Evidence-Based Prevention and Management Algorithm
Primary Prevention (all HD patients):
- Use high-flux synthetic membranes from dialysis initiation
- Online HDF if available and suitable
- Ultrapure dialysate to reduce inflammatory cytokines that promote β2M production76
- Optimize dialysis adequacy (Kt/V >1.4)
- Consider more frequent dialysis (5-6 times weekly) if feasible
For Established DRA:
- Switch to online HDF (post-dilution, >20 L convection volume)
- Consider β2M adsorption columns if available (1-2 times weekly)
- Symptom management: NSAIDs, corticosteroid injections for acute flares
- Surgical intervention: Carpal tunnel release, joint replacement if disabling
- Active pursuit of kidney transplantation77
Monitoring Strategy:
- Serum β2M every 6 months
- Annual shoulder radiographs (cysts are early markers)
- Clinical assessment for carpal tunnel symptoms biannually
Future Directions:
- Novel β2M-binding polymers in development
- Gene therapy to reduce β2M production
- Small molecules that inhibit β2M fibrillogenesis
- Enhanced convective therapies (expanded hemodialysis)78
Conclusion
Management of acid-base and electrolyte disorders during RRT requires nuanced understanding that extends beyond simple dialysis prescriptions. Regional citrate anticoagulation demands vigilant monitoring for metabolic alkalosis and citrate accumulation. The traditional concept of uniform uremic acidosis has evolved to recognize distinct anion gap patterns requiring individualized management. Dysnatremias during continuous therapies reflect complex sodium sieving and conductivity-based mechanisms. Phosphate kinetics demonstrate paradoxical patterns between intermittent and continuous modalities, necessitating opposing management strategies. Finally, long-term hemodialysis patients face progressive β2M amyloidosis, increasingly manageable with enhanced clearance strategies and novel adsorption technologies.

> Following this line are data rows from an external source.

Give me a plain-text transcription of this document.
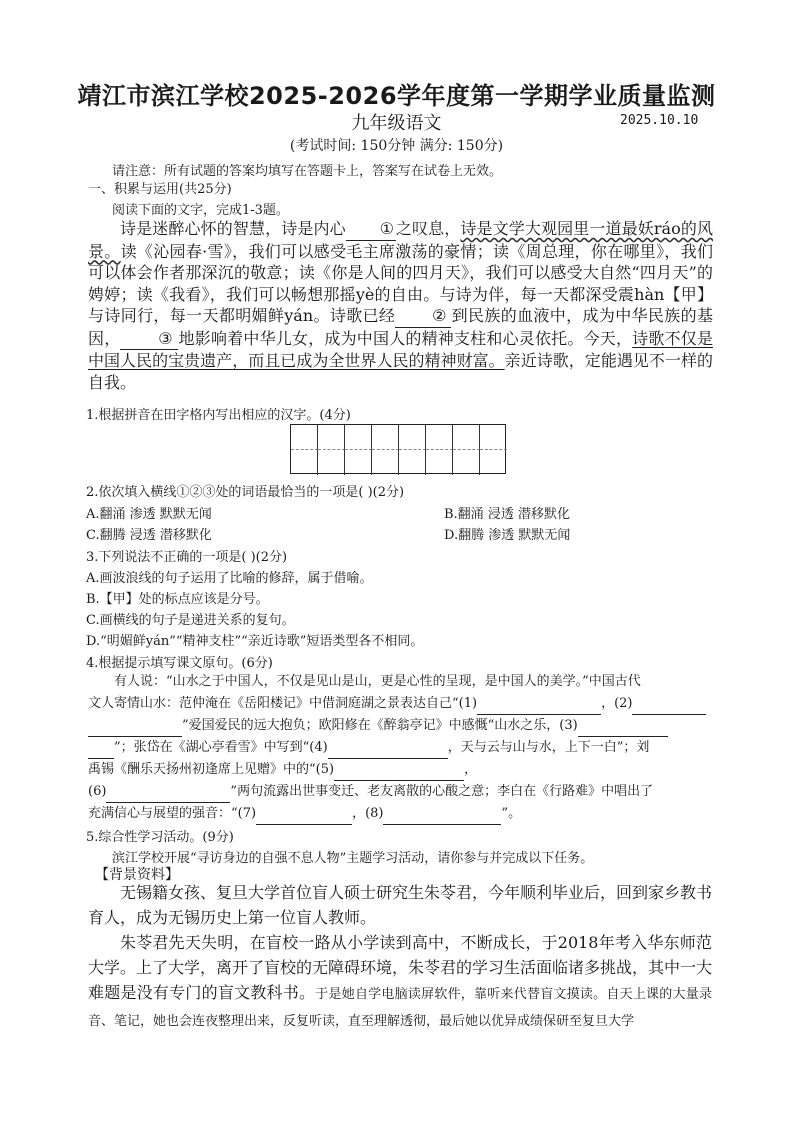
靖江市滨江学校2025-2026学年度第一学期学业质量监测
九年级语文	2025.10.10
(考试时间: 150分钟 满分: 150分)
请注意：所有试题的答案均填写在答题卡上，答案写在试卷上无效。
一、积累与运用(共25分)
阅读下面的文字，完成1-3题。
诗是迷醉心怀的智慧，诗是内心 ① 之叹息，诗是文学大观园里一道最妖ráo的风景。读《沁园春·雪》，我们可以感受毛主席激荡的豪情；读《周总理，你在哪里》，我们可以体会作者那深沉的敬意；读《你是人间的四月天》，我们可以感受大自然“四月天”的娉婷；读《我看》，我们可以畅想那摇yè的自由。与诗为伴，每一天都深受震hàn【甲】与诗同行，每一天都明媚鲜yán。诗歌已经 ② 到民族的血液中，成为中华民族的基因， ③ 地影响着中华儿女，成为中国人的精神支柱和心灵依托。今天，诗歌不仅是中国人民的宝贵遗产，而且已成为全世界人民的精神财富。亲近诗歌，定能遇见不一样的自我。
1.根据拼音在田字格内写出相应的汉字。(4分)
2.依次填入横线①②③处的词语最恰当的一项是( )(2分)
A.翻涌 渗透 默默无闻	B.翻涌 浸透 潜移默化
C.翻腾 浸透 潜移默化	D.翻腾 渗透 默默无闻
3.下列说法不正确的一项是( )(2分)
A.画波浪线的句子运用了比喻的修辞，属于借喻。
B.【甲】处的标点应该是分号。
C.画横线的句子是递进关系的复句。
D.“明媚鲜yán”“精神支柱”“亲近诗歌”短语类型各不相同。
4.根据提示填写课文原句。(6分)
有人说：“山水之于中国人，不仅是见山是山，更是心性的呈现，是中国人的美学。”中国古代
文人寄情山水：范仲淹在《岳阳楼记》中借洞庭湖之景表达自己“(1)	，(2)
”爱国爱民的远大抱负；欧阳修在《醉翁亭记》中感慨“山水之乐，(3)
”；张岱在《湖心亭看雪》中写到“(4)	，天与云与山与水，上下一白”；刘
禹锡《酬乐天扬州初逢席上见赠》中的“(5)	，
(6)	”两句流露出世事变迁、老友离散的心酸之意；李白在《行路难》中唱出了
充满信心与展望的强音：“(7)	，(8)	”。
5.综合性学习活动。(9分)
滨江学校开展“寻访身边的自强不息人物”主题学习活动，请你参与并完成以下任务。
【背景资料】
无锡籍女孩、复旦大学首位盲人硕士研究生朱苓君，今年顺利毕业后，回到家乡教书育人，成为无锡历史上第一位盲人教师。
朱苓君先天失明，在盲校一路从小学读到高中，不断成长，于2018年考入华东师范大学。上了大学，离开了盲校的无障碍环境，朱苓君的学习生活面临诸多挑战，其中一大难题是没有专门的盲文教科书。于是她自学电脑读屏软件，靠听来代替盲文摸读。自天上课的大量录音、笔记，她也会连夜整理出来，反复听读，直至理解透彻，最后她以优异成绩保研至复旦大学
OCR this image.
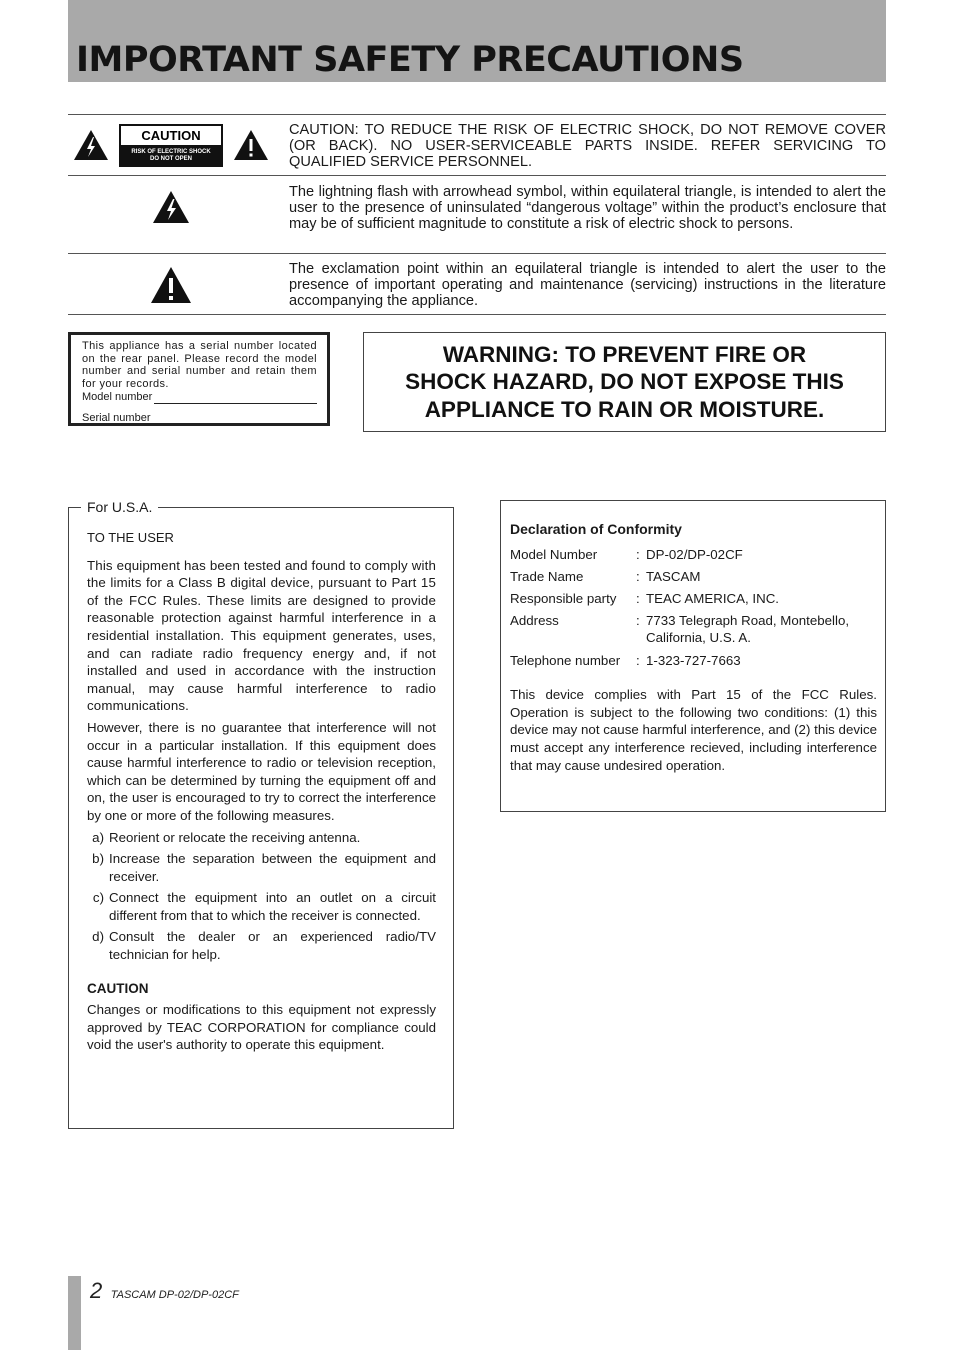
IMPORTANT SAFETY PRECAUTIONS
CAUTION
RISK OF ELECTRIC SHOCK
DO NOT OPEN
CAUTION: TO REDUCE THE RISK OF ELECTRIC SHOCK, DO NOT REMOVE COVER (OR BACK). NO USER-SERVICEABLE PARTS INSIDE. REFER SERVICING TO QUALIFIED SERVICE PERSONNEL.
The lightning flash with arrowhead symbol, within equilateral triangle, is intended to alert the user to the presence of uninsulated “dangerous voltage” within the product’s enclosure that may be of sufficient magnitude to constitute a risk of electric shock to persons.
The exclamation point within an equilateral triangle is intended to alert the user to the presence of important operating and maintenance (servicing) instructions in the literature accompanying the appliance.
This appliance has a serial number located on the rear panel. Please record the model number and serial number and retain them for your records.
Model number
Serial number
WARNING: TO PREVENT FIRE OR
SHOCK HAZARD, DO NOT EXPOSE THIS
APPLIANCE TO RAIN OR MOISTURE.
For U.S.A.

TO THE USER

This equipment has been tested and found to comply with the limits for a Class B digital device, pursuant to Part 15 of the FCC Rules. These limits are designed to provide reasonable protection against harmful interference in a residential installation. This equipment generates, uses, and can radiate radio frequency energy and, if not installed and used in accordance with the instruction manual, may cause harmful interference to radio communications.

However, there is no guarantee that interference will not occur in a particular installation. If this equipment does cause harmful interference to radio or television reception, which can be determined by turning the equipment off and on, the user is encouraged to try to correct the interference by one or more of the following measures.

a) Reorient or relocate the receiving antenna.
b) Increase the separation between the equipment and receiver.
c) Connect the equipment into an outlet on a circuit different from that to which the receiver is connected.
d) Consult the dealer or an experienced radio/TV technician for help.
CAUTION

Changes or modifications to this equipment not expressly approved by TEAC CORPORATION for compliance could void the user's authority to operate this equipment.

Declaration of Conformity
Model Number	: DP-02/DP-02CF
Trade Name	: TASCAM
Responsible party	: TEAC AMERICA, INC.
Address	: 7733 Telegraph Road, Montebello, California, U.S. A.
Telephone number	: 1-323-727-7663
This device complies with Part 15 of the FCC Rules. Operation is subject to the following two conditions: (1) this device may not cause harmful interference, and (2) this device must accept any interference recieved, including interference that may cause undesired operation.
2 TASCAM DP-02/DP-02CF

Internists caring for RRT patients must move beyond cookbook prescriptions to embrace physiologically-informed, dynamically adjusted approaches that anticipate and prevent these complications. The integration of bedside clinical acumen with sophisticated understanding of solute kinetics, membrane physics, and metabolic consequences defines excellence in modern dialysis care.